Tabitha watched the story turn his handsome face and easy smile into something dark and menacing. It was hard initially to believe the young man who had been so determined at the hospital to make sure his family was well cared for could also be involved in the mafia, but now she saw it.
She thought there was darkness in Wyatt, but it wasn’t born of the same sinister anger like Nova’s. He cursed in Italian when Tabitha told him about Vaughn drugging and raping her, but in the next breath he reached across the table and squeezed Tabitha’s hand.
“I’m sorry,” he whispered as he studied her, his dark gaze swirling with concern. “Is that why you moved to New York?”
“Yes. I didn’t want Wyatt to find out.” Tabitha didn’t break out of his hold, but she did frown at him. “How did you know I was in New York?”
“I read it in your bio.” Nova took a sip of tea, grimacing over it, but that was all they had to offer him. “You don’t have any coffee?”
“No, sorry.” Tabitha shook her head. “I threw it away.”
“Oh Jesus,” Wyatt said with a snort of laughter.
“I don’t have a detailed bio, Nova.” Tabitha continued to study him. There was just something about his face that she liked, even with the dangerous scowl. “I’m a very private author.”
“Did you have any money when you first got there? You said you were twenty-one when you left. That’d be ninety-nine. Your first book didn’t come out until almost three years later. What’d you do for cash back then?” Nova asked, as if it were pertinent to the story.
“I had a job at a bakery on Thirty-Seventh.”
“Rubio’s. I know that bakery.” Nova nodded. “They don’t pay very well. You must have been struggling financially.”
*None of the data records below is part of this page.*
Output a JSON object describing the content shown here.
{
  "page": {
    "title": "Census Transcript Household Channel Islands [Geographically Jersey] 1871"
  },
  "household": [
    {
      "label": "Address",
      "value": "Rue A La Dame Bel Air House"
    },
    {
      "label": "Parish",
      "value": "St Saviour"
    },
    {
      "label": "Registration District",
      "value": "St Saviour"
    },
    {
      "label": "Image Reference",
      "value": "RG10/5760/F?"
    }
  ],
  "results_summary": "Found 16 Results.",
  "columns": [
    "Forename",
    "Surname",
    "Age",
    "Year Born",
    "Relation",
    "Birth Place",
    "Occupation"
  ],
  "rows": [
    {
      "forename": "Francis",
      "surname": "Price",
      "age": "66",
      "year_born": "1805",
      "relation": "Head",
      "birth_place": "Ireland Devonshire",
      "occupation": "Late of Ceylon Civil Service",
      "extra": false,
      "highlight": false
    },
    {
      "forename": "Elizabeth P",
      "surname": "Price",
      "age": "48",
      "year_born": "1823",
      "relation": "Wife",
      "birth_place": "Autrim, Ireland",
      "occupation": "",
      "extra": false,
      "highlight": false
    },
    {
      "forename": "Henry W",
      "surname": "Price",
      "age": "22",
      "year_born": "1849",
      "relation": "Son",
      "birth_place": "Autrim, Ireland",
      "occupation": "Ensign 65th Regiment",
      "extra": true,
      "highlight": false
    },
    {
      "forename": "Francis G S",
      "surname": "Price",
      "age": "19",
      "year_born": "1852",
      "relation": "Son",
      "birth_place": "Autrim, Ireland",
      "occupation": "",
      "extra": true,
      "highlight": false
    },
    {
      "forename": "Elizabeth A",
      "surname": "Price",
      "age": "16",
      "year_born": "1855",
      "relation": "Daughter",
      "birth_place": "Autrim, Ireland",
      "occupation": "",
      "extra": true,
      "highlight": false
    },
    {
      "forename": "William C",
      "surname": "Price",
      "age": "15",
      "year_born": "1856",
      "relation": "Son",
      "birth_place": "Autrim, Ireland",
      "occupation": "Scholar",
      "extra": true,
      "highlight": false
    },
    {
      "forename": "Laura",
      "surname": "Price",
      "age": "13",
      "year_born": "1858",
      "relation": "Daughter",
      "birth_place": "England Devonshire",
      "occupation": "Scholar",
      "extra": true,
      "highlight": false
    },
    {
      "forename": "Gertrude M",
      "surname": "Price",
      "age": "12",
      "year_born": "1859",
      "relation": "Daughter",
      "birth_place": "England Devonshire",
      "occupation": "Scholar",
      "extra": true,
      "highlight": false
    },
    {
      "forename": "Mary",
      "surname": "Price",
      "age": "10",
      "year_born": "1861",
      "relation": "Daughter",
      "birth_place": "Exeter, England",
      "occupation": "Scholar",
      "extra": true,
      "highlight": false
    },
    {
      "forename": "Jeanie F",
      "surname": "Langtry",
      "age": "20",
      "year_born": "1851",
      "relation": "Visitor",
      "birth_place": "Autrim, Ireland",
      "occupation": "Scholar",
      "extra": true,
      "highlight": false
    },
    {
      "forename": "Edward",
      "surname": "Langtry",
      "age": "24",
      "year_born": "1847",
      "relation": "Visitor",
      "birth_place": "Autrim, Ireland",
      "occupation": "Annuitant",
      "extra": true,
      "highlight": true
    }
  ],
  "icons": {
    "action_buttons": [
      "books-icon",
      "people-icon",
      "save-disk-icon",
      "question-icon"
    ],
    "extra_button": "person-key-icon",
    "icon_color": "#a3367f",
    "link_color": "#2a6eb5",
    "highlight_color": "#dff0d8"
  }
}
“Did we meet there?” Tabitha asked, because now that he had opened the floodgates about his memory, she could see how easily he could pull up random facts. “You asked me if I remembered you in the hospital.”
“Yeah, Tabitha, we’ve met before.” His smile turned warm once more. “But I can understand why you wouldn’t remember me.”
“Why?”
“I was twelve.”
“Oh, I guess you would’ve been. God, that makes me feel old.” Tabitha winced at Wyatt before she turned back to Nova, now beyond curious. “What happened?”